Usaha mikro, kecil, dan menengah mesti diintegrasikan dalam rantai pasok. Untuk itu, UMKM mesti berdaya saing.
Oleh
CYPRIANUS ANTO SAPTOWALYONO
·2 menit baca
JAKARTA, KOMPAS — Pelaku usaha mikro, kecil, dan menengah didorong menjadi bagian integral dalam sistem produksi nasional atau rantai pasok global. Mereka juga mesti menggarap keunggulan lokal untuk menghasilkan produk khusus.
Dengan cara itu, pelaku UMKM di Indonesia dapat berdaya saing dalam menggarap pasar domestik dan ekspor. Upaya ini bisa didukung pola kemitraan dan pengembangan koperasi.
Menteri Koperasi dan Usaha Kecil Menengah Teten Masduki, Minggu (8/11/2020), mengatakan, pelaku UMKM di Jepang, Korea Selatan, dan China merupakan bagian terintegrasi rantai pasok industri besar. Misalnya, UMKM memasok suku cadang di industri otomotif dan elektronika.

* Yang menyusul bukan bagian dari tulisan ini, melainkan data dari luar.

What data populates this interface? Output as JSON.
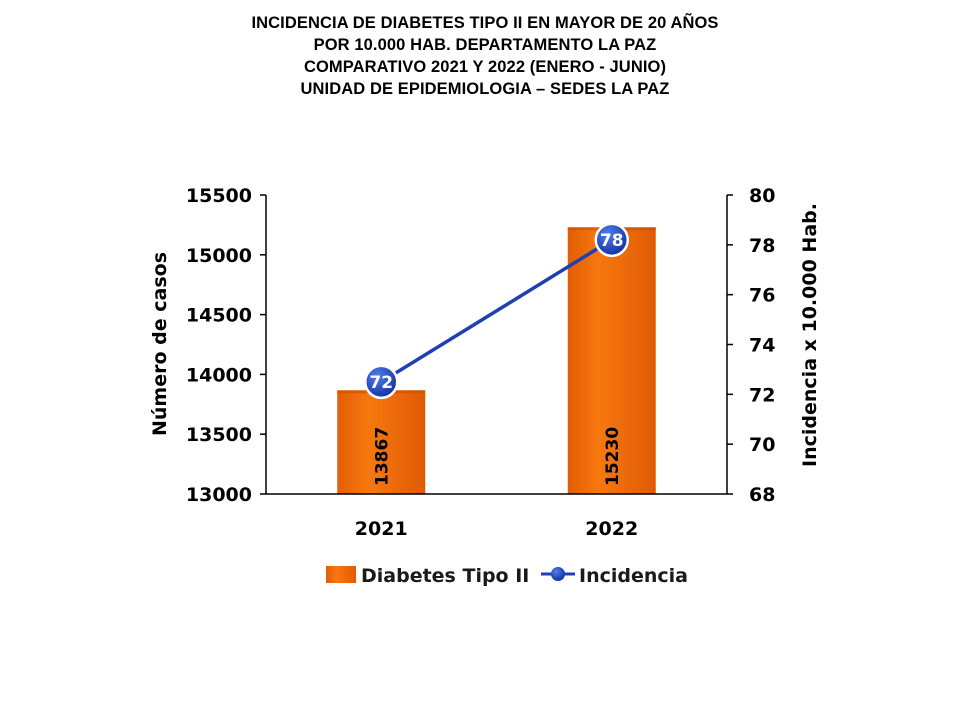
{
  "title_lines": [
    "INCIDENCIA DE DIABETES TIPO II  EN MAYOR DE 20 AÑOS",
    "POR 10.000 HAB. DEPARTAMENTO LA PAZ",
    "COMPARATIVO 2021 Y 2022 (ENERO - JUNIO)",
    "UNIDAD DE EPIDEMIOLOGIA – SEDES LA PAZ"
  ],
  "colors": {
    "bar": "#f26a0a",
    "bar_dark": "#c85200",
    "line": "#1f3fb5",
    "marker": "#1e3fbf",
    "axis": "#000000"
  },
  "chart_data": {
    "type": "bar",
    "categories": [
      "2021",
      "2022"
    ],
    "series": [
      {
        "name": "Diabetes Tipo II",
        "type": "bar",
        "axis": "left",
        "values": [
          13867,
          15230
        ],
        "labels": [
          "13867",
          "15230"
        ]
      },
      {
        "name": "Incidencia",
        "type": "line",
        "axis": "right",
        "values": [
          72.5,
          78.2
        ],
        "labels": [
          "72",
          "78"
        ]
      }
    ],
    "ylabel": "Número de casos",
    "ylabel_right": "Incidencia x 10.000 Hab.",
    "ylim": [
      13000,
      15500
    ],
    "yticks": [
      "13000",
      "13500",
      "14000",
      "14500",
      "15000",
      "15500"
    ],
    "ylim_right": [
      68,
      80
    ],
    "yticks_right": [
      "68",
      "70",
      "72",
      "74",
      "76",
      "78",
      "80"
    ],
    "grid": false,
    "legend": "bottom"
  }
}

”Di sana UMKM dan industri sama-sama tumbuh. Kalau di Indonesia, bisa terjadi industrinya berkembang, tetapi UMKM tertinggal. Kesenjangan makin lebar,” kata Teten dalam konferensi ”Loka Hejo dari UMKM untuk UMKM: Bersama Berdaya”.
Kegiatan yang dipandu Direktur Utama Smesco Indonesia Leonard Theosabrata itu disiarkan melalui akun Youtube Smesco Indonesia.
Menurut Teten, tanpa terintegrasi dengan sistem produksi atau rantai pasok, UMKM sulit bersaing dengan produsen produk massal. Di sisi lain, pasar produk khusus merupakan ceruk pasar yang harus digarap pelaku UMKM. Apalagi, sejumlah daerah di Indonesia punya keunggulan domestik berupa kekayaan produk kelautan, pertanian, perkebunan, dan lainnya yang belum diolah.
”Keunggulan domestik bisa dikembangkan, misalnya, dalam bentuk produk khusus,” katanya.
Tanpa terintegrasi dengan sistem produksi atau rantai pasok, UMKM sulit bersaing dengan produsen produk massal. (Teten Masduki)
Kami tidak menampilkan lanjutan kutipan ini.